Groups eligible for influenza vaccination are based on the advice of the Joint Committee on Vaccination and Immunisation (JCVI) and include older people, pregnant women, and those with certain underlying medical conditions.
Since 2013, influenza vaccination has been offered to children in a phased roll-out to provide both individual protection to the children themselves and reduce transmission across all age groups to protect vulnerable members of the population.
The expanded influenza vaccination programme that we had last year will continue in 2021/22 as we are likely to see both influenza and COVID-19 in circulation. This means that as a temporary measure the offer for 50 to 64 year olds will continue this year. As a temporary measure, the programme will also be extended in secondary school so that all those from years 7 to year 11 will also be offered vaccination.

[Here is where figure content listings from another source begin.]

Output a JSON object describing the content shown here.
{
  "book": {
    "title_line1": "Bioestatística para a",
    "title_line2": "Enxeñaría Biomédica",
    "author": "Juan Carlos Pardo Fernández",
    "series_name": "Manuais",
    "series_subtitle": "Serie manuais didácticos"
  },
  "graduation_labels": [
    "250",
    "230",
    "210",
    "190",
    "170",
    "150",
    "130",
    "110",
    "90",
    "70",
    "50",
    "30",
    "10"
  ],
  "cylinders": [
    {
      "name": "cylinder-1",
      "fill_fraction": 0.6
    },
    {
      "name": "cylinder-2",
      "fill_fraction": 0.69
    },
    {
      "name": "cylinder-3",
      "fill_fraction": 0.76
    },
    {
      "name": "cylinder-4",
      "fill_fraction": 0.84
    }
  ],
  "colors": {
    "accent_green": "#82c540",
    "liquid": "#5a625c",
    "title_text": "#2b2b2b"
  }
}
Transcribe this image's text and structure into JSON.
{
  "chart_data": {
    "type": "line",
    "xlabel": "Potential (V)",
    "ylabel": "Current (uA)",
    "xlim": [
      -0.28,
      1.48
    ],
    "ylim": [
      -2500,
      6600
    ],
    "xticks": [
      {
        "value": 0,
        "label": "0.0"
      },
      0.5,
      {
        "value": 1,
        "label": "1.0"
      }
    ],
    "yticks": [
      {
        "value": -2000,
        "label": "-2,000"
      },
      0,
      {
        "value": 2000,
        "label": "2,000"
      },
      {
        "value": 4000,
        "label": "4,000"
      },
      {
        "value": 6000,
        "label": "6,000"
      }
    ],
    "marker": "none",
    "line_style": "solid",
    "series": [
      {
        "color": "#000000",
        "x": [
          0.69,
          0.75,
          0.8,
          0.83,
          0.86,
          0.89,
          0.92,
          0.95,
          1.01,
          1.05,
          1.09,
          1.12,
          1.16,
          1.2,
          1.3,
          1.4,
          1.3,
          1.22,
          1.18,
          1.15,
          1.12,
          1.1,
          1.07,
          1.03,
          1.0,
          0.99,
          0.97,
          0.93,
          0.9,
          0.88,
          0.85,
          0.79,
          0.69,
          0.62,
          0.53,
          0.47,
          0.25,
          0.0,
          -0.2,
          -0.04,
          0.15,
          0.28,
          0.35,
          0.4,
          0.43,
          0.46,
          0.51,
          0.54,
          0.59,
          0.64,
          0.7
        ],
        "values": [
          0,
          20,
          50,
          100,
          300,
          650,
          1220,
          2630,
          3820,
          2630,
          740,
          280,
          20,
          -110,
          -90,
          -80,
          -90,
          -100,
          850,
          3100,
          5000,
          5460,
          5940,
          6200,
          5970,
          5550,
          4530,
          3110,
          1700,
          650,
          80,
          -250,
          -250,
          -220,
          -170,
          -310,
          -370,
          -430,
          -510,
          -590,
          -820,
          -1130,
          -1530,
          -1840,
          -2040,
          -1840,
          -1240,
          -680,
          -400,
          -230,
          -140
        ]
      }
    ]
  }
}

Therefore, those eligible for NHS influenza vaccination in 2021/22 are:
- all children aged 2 to 15 (but not 16 years or older) on 31 August 2021
- those aged 6 months to under 50 years in clinical risk groups
- pregnant women
- those aged 50 years and over
- those in long-stay residential care homes
- carers
- close contacts of immunocompromised individuals
- frontline health and social care staff employed by:
- a registered residential care or nursing home
- registered domiciliary care provider
- a voluntary managed hospice provider
- Direct Payment (personal budgets) and/or Personal Health Budgets, such as Personal Assistants.
All frontline health and social care workers are expected to have influenza vaccination to protect those they care for.